Ingredients
Equipment
Method
- Heat 1 tablespoon of sesame oil in a large skillet or wok over medium-high heat until shimmering.
- Add minced garlic and diced chicken breast together. Cook for 5 to 7 minutes, stirring occasionally, until chicken is golden brown and fully cooked through.
- Push the chicken to one side of the pan. Add mixed vegetables to the cleared space and stir-fry for 2 to 3 minutes until heated through and bright in color.
- Pour beaten eggs into the skillet alongside the chicken and vegetables. Scramble gently for 2 minutes until fully cooked, then fold everything together.
- Add cold cooked rice, breaking up any clumps. Let rice press against the hot pan for 30 to 60 seconds at a time before stirring to develop crispy bits.
- Drizzle soy sauce evenly over everything and toss well until rice is fully coated and heated through. Taste and season with salt and pepper.

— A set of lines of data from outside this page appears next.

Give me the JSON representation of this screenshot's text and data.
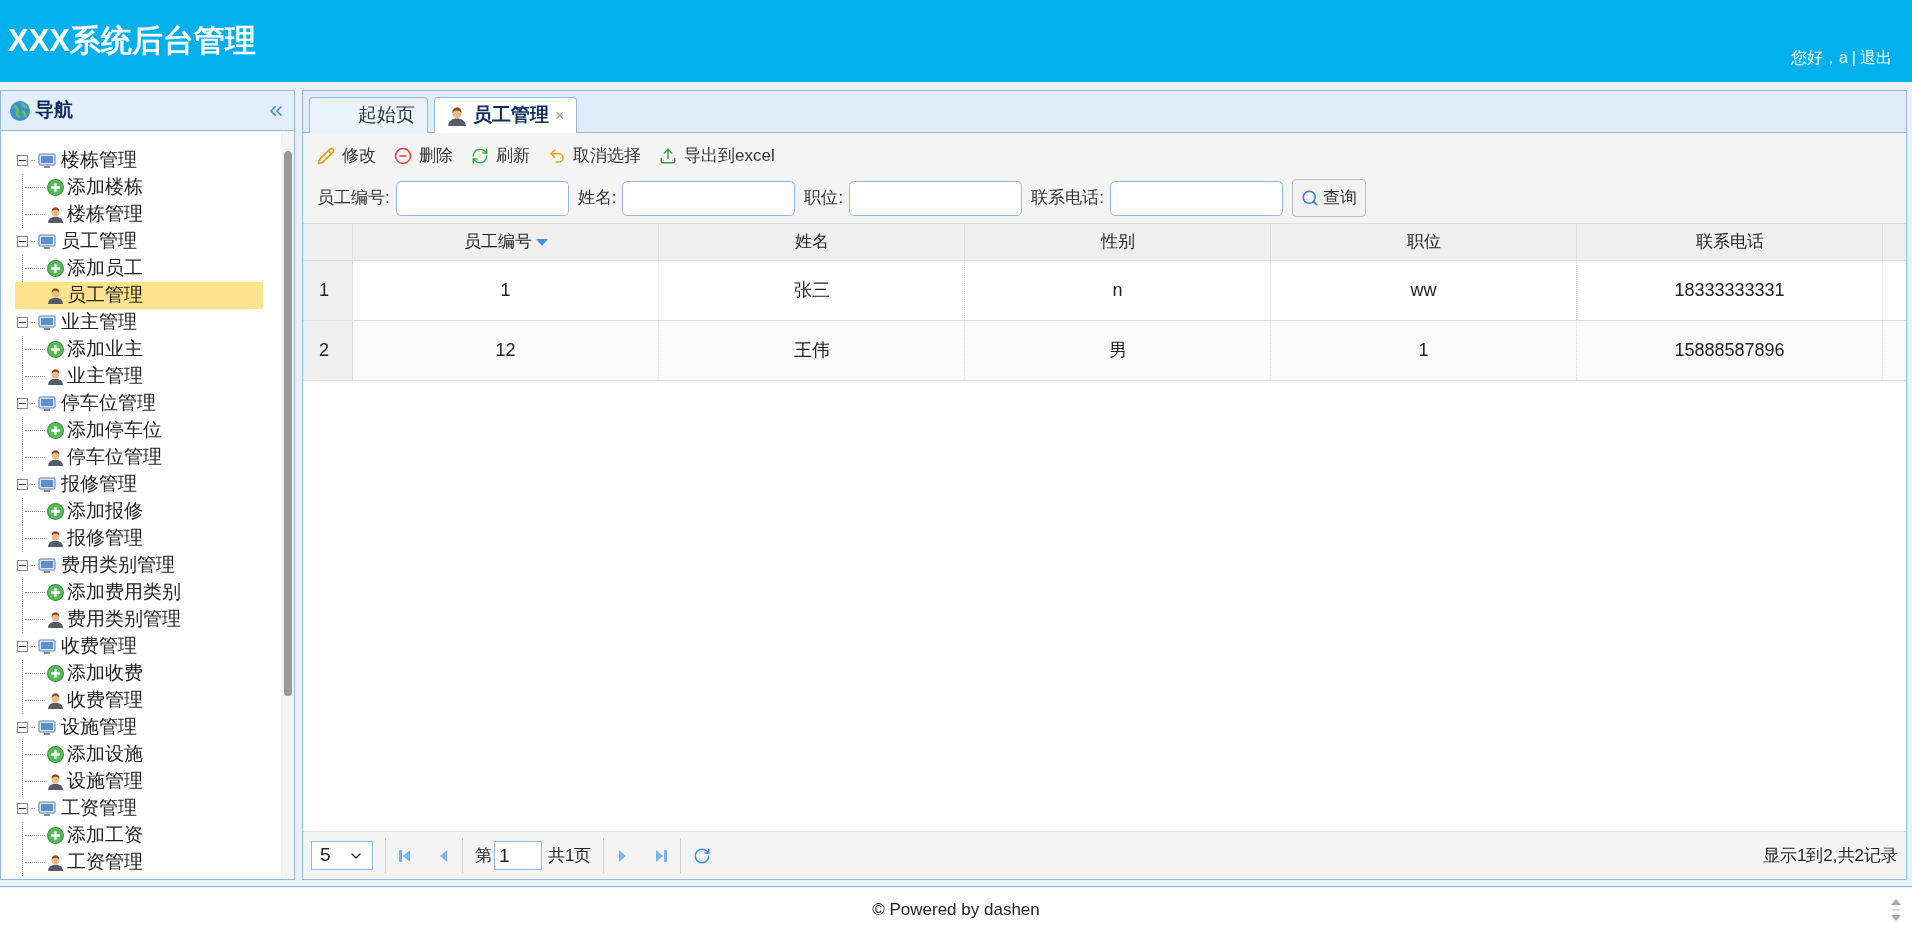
{
  "header": {
    "title": "XXX系统后台管理",
    "greeting": "您好，a",
    "separator": "|",
    "logout": "退出"
  },
  "sidebar": {
    "title": "导航",
    "tree": [
      {
        "label": "楼栋管理",
        "expanded": true,
        "children": [
          {
            "label": "添加楼栋",
            "kind": "add",
            "selected": false
          },
          {
            "label": "楼栋管理",
            "kind": "manage",
            "selected": false
          }
        ]
      },
      {
        "label": "员工管理",
        "expanded": true,
        "children": [
          {
            "label": "添加员工",
            "kind": "add",
            "selected": false
          },
          {
            "label": "员工管理",
            "kind": "manage",
            "selected": true
          }
        ]
      },
      {
        "label": "业主管理",
        "expanded": true,
        "children": [
          {
            "label": "添加业主",
            "kind": "add",
            "selected": false
          },
          {
            "label": "业主管理",
            "kind": "manage",
            "selected": false
          }
        ]
      },
      {
        "label": "停车位管理",
        "expanded": true,
        "children": [
          {
            "label": "添加停车位",
            "kind": "add",
            "selected": false
          },
          {
            "label": "停车位管理",
            "kind": "manage",
            "selected": false
          }
        ]
      },
      {
        "label": "报修管理",
        "expanded": true,
        "children": [
          {
            "label": "添加报修",
            "kind": "add",
            "selected": false
          },
          {
            "label": "报修管理",
            "kind": "manage",
            "selected": false
          }
        ]
      },
      {
        "label": "费用类别管理",
        "expanded": true,
        "children": [
          {
            "label": "添加费用类别",
            "kind": "add",
            "selected": false
          },
          {
            "label": "费用类别管理",
            "kind": "manage",
            "selected": false
          }
        ]
      },
      {
        "label": "收费管理",
        "expanded": true,
        "children": [
          {
            "label": "添加收费",
            "kind": "add",
            "selected": false
          },
          {
            "label": "收费管理",
            "kind": "manage",
            "selected": false
          }
        ]
      },
      {
        "label": "设施管理",
        "expanded": true,
        "children": [
          {
            "label": "添加设施",
            "kind": "add",
            "selected": false
          },
          {
            "label": "设施管理",
            "kind": "manage",
            "selected": false
          }
        ]
      },
      {
        "label": "工资管理",
        "expanded": true,
        "children": [
          {
            "label": "添加工资",
            "kind": "add",
            "selected": false
          },
          {
            "label": "工资管理",
            "kind": "manage",
            "selected": false
          }
        ]
      }
    ]
  },
  "tabs": [
    {
      "label": "起始页",
      "kind": "home",
      "selected": false,
      "closable": false
    },
    {
      "label": "员工管理",
      "kind": "page",
      "selected": true,
      "closable": true
    }
  ],
  "close_mark": "×",
  "toolbar": [
    {
      "label": "修改",
      "kind": "edit"
    },
    {
      "label": "删除",
      "kind": "delete"
    },
    {
      "label": "刷新",
      "kind": "refresh"
    },
    {
      "label": "取消选择",
      "kind": "undo"
    },
    {
      "label": "导出到excel",
      "kind": "export"
    }
  ],
  "search": {
    "fields": [
      {
        "label": "员工编号:"
      },
      {
        "label": "姓名:"
      },
      {
        "label": "职位:"
      },
      {
        "label": "联系电话:"
      }
    ],
    "button": "查询"
  },
  "table": {
    "columns": [
      {
        "label": "员工编号",
        "sorted": true
      },
      {
        "label": "姓名",
        "sorted": false
      },
      {
        "label": "性别",
        "sorted": false
      },
      {
        "label": "职位",
        "sorted": false
      },
      {
        "label": "联系电话",
        "sorted": false
      }
    ],
    "rows": [
      {
        "number": "1",
        "cells": [
          "1",
          "张三",
          "n",
          "ww",
          "18333333331"
        ]
      },
      {
        "number": "2",
        "cells": [
          "12",
          "王伟",
          "男",
          "1",
          "15888587896"
        ]
      }
    ]
  },
  "pager": {
    "page_size": "5",
    "page_prefix": "第",
    "page": "1",
    "page_total": "共1页",
    "info": "显示1到2,共2记录"
  },
  "footer": "© Powered by dashen"
}
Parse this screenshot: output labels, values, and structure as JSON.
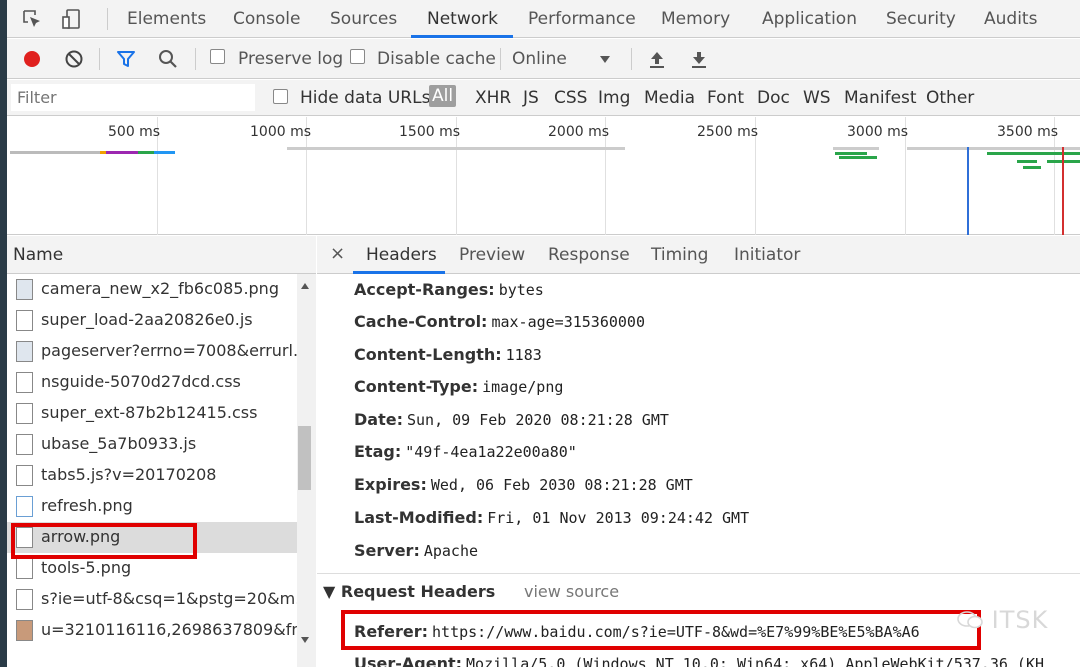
{
  "top_tabs": [
    "Elements",
    "Console",
    "Sources",
    "Network",
    "Performance",
    "Memory",
    "Application",
    "Security",
    "Audits"
  ],
  "active_tab": "Network",
  "toolbar": {
    "preserve_log": "Preserve log",
    "disable_cache": "Disable cache",
    "throttle": "Online"
  },
  "filter": {
    "placeholder": "Filter",
    "hide_data_urls": "Hide data URLs",
    "types": [
      "All",
      "XHR",
      "JS",
      "CSS",
      "Img",
      "Media",
      "Font",
      "Doc",
      "WS",
      "Manifest",
      "Other"
    ]
  },
  "overview": {
    "ticks": [
      "500 ms",
      "1000 ms",
      "1500 ms",
      "2000 ms",
      "2500 ms",
      "3000 ms",
      "3500 ms"
    ]
  },
  "name_pane": {
    "header": "Name",
    "rows": [
      "camera_new_x2_fb6c085.png",
      "super_load-2aa20826e0.js",
      "pageserver?errno=7008&errurl...",
      "nsguide-5070d27dcd.css",
      "super_ext-87b2b12415.css",
      "ubase_5a7b0933.js",
      "tabs5.js?v=20170208",
      "refresh.png",
      "arrow.png",
      "tools-5.png",
      "s?ie=utf-8&csq=1&pstg=20&m...",
      "u=3210116116,2698637809&fm..."
    ]
  },
  "detail": {
    "close": "×",
    "tabs": [
      "Headers",
      "Preview",
      "Response",
      "Timing",
      "Initiator"
    ],
    "response_headers": [
      {
        "k": "Accept-Ranges:",
        "v": "bytes"
      },
      {
        "k": "Cache-Control:",
        "v": "max-age=315360000"
      },
      {
        "k": "Content-Length:",
        "v": "1183"
      },
      {
        "k": "Content-Type:",
        "v": "image/png"
      },
      {
        "k": "Date:",
        "v": "Sun, 09 Feb 2020 08:21:28 GMT"
      },
      {
        "k": "Etag:",
        "v": "\"49f-4ea1a22e00a80\""
      },
      {
        "k": "Expires:",
        "v": "Wed, 06 Feb 2030 08:21:28 GMT"
      },
      {
        "k": "Last-Modified:",
        "v": "Fri, 01 Nov 2013 09:24:42 GMT"
      },
      {
        "k": "Server:",
        "v": "Apache"
      }
    ],
    "request_section": {
      "title": "▼ Request Headers",
      "link": "view source"
    },
    "request_headers": [
      {
        "k": "Referer:",
        "v": "https://www.baidu.com/s?ie=UTF-8&wd=%E7%99%BE%E5%BA%A6"
      },
      {
        "k": "User-Agent:",
        "v": "Mozilla/5.0 (Windows NT 10.0; Win64; x64) AppleWebKit/537.36 (KH"
      }
    ]
  },
  "watermark": "ITSK",
  "colors": {
    "accent": "#1a73e8",
    "record": "#e0201e",
    "highlight": "#e00000"
  }
}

- Remove from heat, top with chopped green onions, and serve immediately.
Notes
Use day-old refrigerated rice for the best non-mushy texture. Do not overcrowd the pan when cooking chicken; work in two batches for larger portions. Substitute soy sauce with tamari for a gluten-free version. Refrigerate leftovers in an airtight container for up to 4 days or freeze for up to 2 months.